Chancellor Rachel Reeves is looking at imposing capital gains tax on the sale of houses above £1.5bn as she looks to fill a £40bn hole in the public finances.
The change, which would likely happen at this year’s Autumn Budget, would see higher-rate taxpayers pay 24 per cent of the value of any gain they make from the increase in the value of their property, while basic rate taxpayers would have to pay 18 per cent.
Currently, the sale of a ‘primary’ residence in the UK is exempt from capital gains tax in a policy known as private residence relief.
According to The Times, which first reported the news, officials believe that a threshold of £1.5m would hit around 120,000 homeowners who are higher-rate taxpayers with capital gains tax bills of £199,973.

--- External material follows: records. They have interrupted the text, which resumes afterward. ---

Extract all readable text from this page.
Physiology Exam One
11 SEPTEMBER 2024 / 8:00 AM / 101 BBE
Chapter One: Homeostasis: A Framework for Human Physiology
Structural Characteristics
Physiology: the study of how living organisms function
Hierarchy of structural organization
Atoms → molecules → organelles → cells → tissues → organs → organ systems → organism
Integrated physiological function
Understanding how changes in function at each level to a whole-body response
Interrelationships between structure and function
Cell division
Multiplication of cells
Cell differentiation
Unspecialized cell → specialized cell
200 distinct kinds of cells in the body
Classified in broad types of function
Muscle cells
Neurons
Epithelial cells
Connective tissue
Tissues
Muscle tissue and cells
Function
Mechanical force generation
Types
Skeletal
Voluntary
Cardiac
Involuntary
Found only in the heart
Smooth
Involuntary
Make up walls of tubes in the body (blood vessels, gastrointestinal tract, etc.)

However, there are concerns from experts that the £1.5m threshold will create a cliff-edge, with prices rising for more expensive homes as sellers price in the tax, as well as activity clustering just below the figure as others look to avoid it entirely.
It would also discourage downsizing, which the UK has a particular issue with – over four in 10 homeowners aged 65 and over live in homes that are larger they necessary, according to a Zoopla report.
A Treasury spokesperson said: “As set out in the Plan for Change, the best way to strengthen public finances is by growing the economy – which is our focus. Changes to tax and spend policy are not the only ways of doing this, as seen with our planning reforms, which are expected to grow the economy by £6.8bn and cut borrowing by £3.4bn.
“We are committed to keeping taxes for working people as low as possible, which is why at last Autumn’s Budget, we protected working people’s payslips and kept our promise not to raise the basic, higher or additional rates of Income Tax, employee National Insurance, or VAT.”
Property tax rumours swirl
There has also been talk of a proportional property tax on homes above £500,000, although government sources rejected the validity of this threshold.
A property tax – if implemented – would aim to replace stamp duty and council tax, two taxes heavily in need of reform.
It would also help Reeves to raise welcome funds, as she has pledged not to raise taxes on working people.
The Chancellor has also been under pressure to introduce more wealth-based taxes, notably from the deputy prime minister, Angela Rayner.
The National Institute of Economic and Social Research (NIESR) has estimated that taxes may have to go up by more than £50bn to cover costs and restore a credible headroom that will make bond traders more assured about Labour’s fiscal plans.
Capital Economics and other leading analysts believe taxes will have to rise in the range of £15bn to £25bn.